The show is made up of 16 short dance stories linked to the period when Sullivan danced with Argentina’s El Ballet Contemporáneo del Teatro San Martín for five years in the early 1990s. The choreographies are inspired by the people he met in the dance events, or milongas, during that time.

The show pushes back against the narratives and the motifs that made tango marketable to a worldwide audience. “The tango shows in Buenos Aires have repackaged tango to give tourists what they want,” Sullivan observes. “I feel very strongly that tango is a dance that should always evolve. Those narratives and motifs should be broken apart and explored.”

Speaking with infectious energy, the choreographer explained that the original idea was to get past the big hairdos and sequins typical of tourist-style tango shows and tell stories other than the folkloric bar scenes that end with someone breaking a bottle and brawling over a girl.

“I went to the milongas of Argentina for so many years, I needed to stare all the cliches right in the face,” he explains. “For instance, in the show there is a duet for two men. It is based on my memory of two men in a milonga in Buenos Aires who were very obviously in love with one another though they were both with women. When one would get up to dance, the other would sit in his chair and appreciate him.

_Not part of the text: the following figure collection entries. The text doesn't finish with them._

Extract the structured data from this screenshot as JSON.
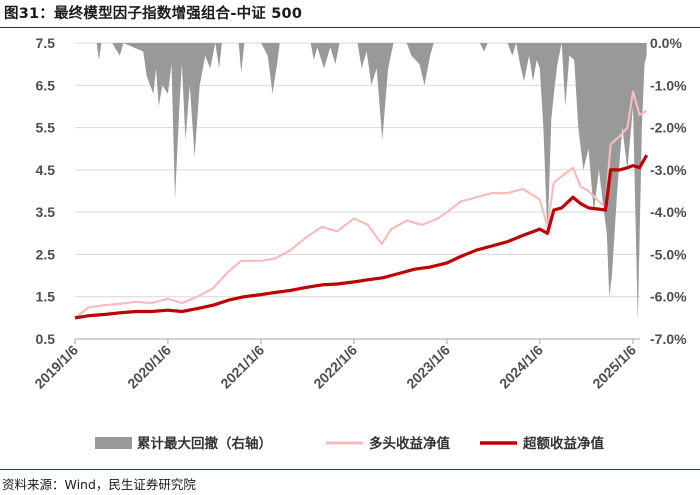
{
  "title": "图31：最终模型因子指数增强组合-中证 500",
  "source": "资料来源：Wind，民生证券研究院",
  "chart_data": {
    "type": "line",
    "x_ticks": [
      "2019/1/6",
      "2020/1/6",
      "2021/1/6",
      "2022/1/6",
      "2023/1/6",
      "2024/1/6",
      "2025/1/6"
    ],
    "y_left": {
      "range": [
        0.5,
        7.5
      ],
      "ticks": [
        "0.5",
        "1.5",
        "2.5",
        "3.5",
        "4.5",
        "5.5",
        "6.5",
        "7.5"
      ]
    },
    "y_right": {
      "range": [
        -7.0,
        0.0
      ],
      "ticks": [
        "0.0%",
        "-1.0%",
        "-2.0%",
        "-3.0%",
        "-4.0%",
        "-5.0%",
        "-6.0%",
        "-7.0%"
      ]
    },
    "legend": [
      "累计最大回撤（右轴）",
      "多头收益净值",
      "超额收益净值"
    ],
    "colors": {
      "drawdown": "#999999",
      "long": "#f7bcbc",
      "excess": "#c00000"
    },
    "series": [
      {
        "name": "多头收益净值",
        "axis": "left",
        "points": [
          [
            "2019-01-06",
            1.0
          ],
          [
            "2019-03-01",
            1.25
          ],
          [
            "2019-05-01",
            1.3
          ],
          [
            "2019-07-01",
            1.33
          ],
          [
            "2019-09-01",
            1.38
          ],
          [
            "2019-11-01",
            1.35
          ],
          [
            "2020-01-06",
            1.45
          ],
          [
            "2020-03-01",
            1.35
          ],
          [
            "2020-05-01",
            1.5
          ],
          [
            "2020-07-01",
            1.7
          ],
          [
            "2020-09-01",
            2.1
          ],
          [
            "2020-10-20",
            2.35
          ],
          [
            "2021-01-06",
            2.35
          ],
          [
            "2021-03-01",
            2.4
          ],
          [
            "2021-05-01",
            2.6
          ],
          [
            "2021-07-01",
            2.9
          ],
          [
            "2021-09-01",
            3.15
          ],
          [
            "2021-11-01",
            3.05
          ],
          [
            "2022-01-06",
            3.35
          ],
          [
            "2022-03-01",
            3.2
          ],
          [
            "2022-04-25",
            2.75
          ],
          [
            "2022-06-01",
            3.1
          ],
          [
            "2022-08-01",
            3.3
          ],
          [
            "2022-10-01",
            3.2
          ],
          [
            "2022-12-01",
            3.35
          ],
          [
            "2023-01-06",
            3.5
          ],
          [
            "2023-03-01",
            3.75
          ],
          [
            "2023-05-01",
            3.85
          ],
          [
            "2023-07-01",
            3.95
          ],
          [
            "2023-09-01",
            3.95
          ],
          [
            "2023-11-01",
            4.05
          ],
          [
            "2024-01-06",
            3.8
          ],
          [
            "2024-02-05",
            3.15
          ],
          [
            "2024-03-01",
            4.2
          ],
          [
            "2024-04-01",
            4.35
          ],
          [
            "2024-05-15",
            4.55
          ],
          [
            "2024-06-15",
            4.1
          ],
          [
            "2024-07-15",
            4.0
          ],
          [
            "2024-09-20",
            3.6
          ],
          [
            "2024-10-10",
            5.1
          ],
          [
            "2024-11-15",
            5.3
          ],
          [
            "2024-12-15",
            5.5
          ],
          [
            "2025-01-06",
            6.35
          ],
          [
            "2025-02-01",
            5.8
          ],
          [
            "2025-03-01",
            5.9
          ]
        ]
      },
      {
        "name": "超额收益净值",
        "axis": "left",
        "points": [
          [
            "2019-01-06",
            1.0
          ],
          [
            "2019-03-01",
            1.05
          ],
          [
            "2019-05-01",
            1.08
          ],
          [
            "2019-07-01",
            1.12
          ],
          [
            "2019-09-01",
            1.15
          ],
          [
            "2019-11-01",
            1.15
          ],
          [
            "2020-01-06",
            1.18
          ],
          [
            "2020-03-01",
            1.15
          ],
          [
            "2020-05-01",
            1.22
          ],
          [
            "2020-07-01",
            1.3
          ],
          [
            "2020-09-01",
            1.42
          ],
          [
            "2020-11-01",
            1.5
          ],
          [
            "2021-01-06",
            1.55
          ],
          [
            "2021-03-01",
            1.6
          ],
          [
            "2021-05-01",
            1.65
          ],
          [
            "2021-07-01",
            1.72
          ],
          [
            "2021-09-01",
            1.78
          ],
          [
            "2021-11-01",
            1.8
          ],
          [
            "2022-01-06",
            1.85
          ],
          [
            "2022-03-01",
            1.9
          ],
          [
            "2022-05-01",
            1.95
          ],
          [
            "2022-07-01",
            2.05
          ],
          [
            "2022-09-01",
            2.15
          ],
          [
            "2022-11-01",
            2.2
          ],
          [
            "2023-01-06",
            2.3
          ],
          [
            "2023-03-01",
            2.45
          ],
          [
            "2023-05-01",
            2.6
          ],
          [
            "2023-07-01",
            2.7
          ],
          [
            "2023-09-01",
            2.8
          ],
          [
            "2023-11-01",
            2.95
          ],
          [
            "2024-01-06",
            3.1
          ],
          [
            "2024-02-05",
            3.0
          ],
          [
            "2024-03-01",
            3.55
          ],
          [
            "2024-04-01",
            3.6
          ],
          [
            "2024-05-15",
            3.85
          ],
          [
            "2024-06-15",
            3.7
          ],
          [
            "2024-07-15",
            3.6
          ],
          [
            "2024-09-20",
            3.55
          ],
          [
            "2024-10-10",
            4.5
          ],
          [
            "2024-11-15",
            4.5
          ],
          [
            "2024-12-15",
            4.55
          ],
          [
            "2025-01-06",
            4.6
          ],
          [
            "2025-02-01",
            4.55
          ],
          [
            "2025-03-01",
            4.85
          ]
        ]
      },
      {
        "name": "累计最大回撤（右轴）",
        "axis": "right",
        "style": "area",
        "points": [
          [
            "2019-01-06",
            0.0
          ],
          [
            "2019-03-01",
            0.0
          ],
          [
            "2019-04-01",
            0.0
          ],
          [
            "2019-04-10",
            -0.4
          ],
          [
            "2019-04-20",
            0.0
          ],
          [
            "2019-06-01",
            0.0
          ],
          [
            "2019-07-01",
            -0.3
          ],
          [
            "2019-07-15",
            0.0
          ],
          [
            "2019-10-01",
            -0.2
          ],
          [
            "2019-10-15",
            -0.8
          ],
          [
            "2019-11-10",
            -1.2
          ],
          [
            "2019-11-20",
            -0.6
          ],
          [
            "2019-12-01",
            -1.5
          ],
          [
            "2019-12-15",
            -1.0
          ],
          [
            "2020-01-06",
            -1.2
          ],
          [
            "2020-01-20",
            -0.5
          ],
          [
            "2020-02-03",
            -3.7
          ],
          [
            "2020-02-20",
            -1.5
          ],
          [
            "2020-03-01",
            -0.5
          ],
          [
            "2020-03-15",
            -2.3
          ],
          [
            "2020-04-01",
            -1.0
          ],
          [
            "2020-04-20",
            -2.7
          ],
          [
            "2020-05-10",
            -1.0
          ],
          [
            "2020-06-01",
            -0.3
          ],
          [
            "2020-06-20",
            -0.6
          ],
          [
            "2020-07-10",
            0.0
          ],
          [
            "2020-07-25",
            -0.6
          ],
          [
            "2020-08-05",
            0.0
          ],
          [
            "2020-10-10",
            0.0
          ],
          [
            "2020-10-20",
            -0.7
          ],
          [
            "2020-11-01",
            0.0
          ],
          [
            "2021-01-06",
            0.0
          ],
          [
            "2021-02-01",
            -0.3
          ],
          [
            "2021-02-20",
            -1.2
          ],
          [
            "2021-03-10",
            -0.5
          ],
          [
            "2021-03-20",
            0.0
          ],
          [
            "2021-07-20",
            0.0
          ],
          [
            "2021-08-01",
            -0.4
          ],
          [
            "2021-08-15",
            -0.1
          ],
          [
            "2021-09-10",
            -0.6
          ],
          [
            "2021-10-05",
            -0.1
          ],
          [
            "2021-10-25",
            -0.5
          ],
          [
            "2021-11-10",
            0.0
          ],
          [
            "2022-01-20",
            0.0
          ],
          [
            "2022-02-05",
            -0.6
          ],
          [
            "2022-02-25",
            -0.2
          ],
          [
            "2022-03-15",
            -1.0
          ],
          [
            "2022-04-05",
            -0.6
          ],
          [
            "2022-04-27",
            -2.3
          ],
          [
            "2022-05-20",
            -0.6
          ],
          [
            "2022-06-10",
            0.0
          ],
          [
            "2022-08-01",
            0.0
          ],
          [
            "2022-08-20",
            -0.3
          ],
          [
            "2022-09-20",
            -0.5
          ],
          [
            "2022-10-10",
            -1.0
          ],
          [
            "2022-11-01",
            -0.3
          ],
          [
            "2022-11-15",
            0.0
          ],
          [
            "2023-05-15",
            0.0
          ],
          [
            "2023-06-01",
            -0.2
          ],
          [
            "2023-06-15",
            0.0
          ],
          [
            "2023-09-01",
            0.0
          ],
          [
            "2023-09-20",
            -0.3
          ],
          [
            "2023-10-05",
            0.0
          ],
          [
            "2023-10-20",
            -0.5
          ],
          [
            "2023-11-05",
            -0.9
          ],
          [
            "2023-11-25",
            -0.3
          ],
          [
            "2023-12-10",
            -0.9
          ],
          [
            "2023-12-25",
            -0.4
          ],
          [
            "2024-01-06",
            -0.6
          ],
          [
            "2024-01-20",
            -2.0
          ],
          [
            "2024-02-05",
            -4.6
          ],
          [
            "2024-02-20",
            -1.8
          ],
          [
            "2024-03-05",
            -1.0
          ],
          [
            "2024-03-15",
            -0.5
          ],
          [
            "2024-04-01",
            0.0
          ],
          [
            "2024-04-15",
            -1.5
          ],
          [
            "2024-05-01",
            -0.3
          ],
          [
            "2024-05-20",
            -0.4
          ],
          [
            "2024-06-05",
            -2.0
          ],
          [
            "2024-06-25",
            -3.0
          ],
          [
            "2024-07-15",
            -2.5
          ],
          [
            "2024-08-05",
            -4.0
          ],
          [
            "2024-08-25",
            -3.0
          ],
          [
            "2024-09-10",
            -3.8
          ],
          [
            "2024-09-25",
            -4.5
          ],
          [
            "2024-10-05",
            -6.0
          ],
          [
            "2024-10-15",
            -5.5
          ],
          [
            "2024-11-05",
            -3.5
          ],
          [
            "2024-11-25",
            -2.0
          ],
          [
            "2024-12-15",
            -3.0
          ],
          [
            "2025-01-06",
            -1.5
          ],
          [
            "2025-01-25",
            -6.6
          ],
          [
            "2025-02-10",
            -2.0
          ],
          [
            "2025-02-20",
            -0.5
          ],
          [
            "2025-03-01",
            -0.3
          ]
        ]
      }
    ]
  }
}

Neither of them thought anyone noticed, but I did.”

Sullivan understands that when people see the show they will of course fixate on those moments when guys rip their clothes off and the women pour water on themselves.

However for Sullivan, each of these 16 pieces carries forward a unified theme and for him this is what Tango Undressed is all about — undressing the clichés that imprison bodies, sexualities, and spirits.

Miami Contemporary Dance Company presents Tango Undressed on Saturday, May 30 for two showings at 8:00 p.m. and 11:00 p.m., Fillmore Miami Beach at Jackie Gleason Theater, 1700 Washington Ave., Miami Beach.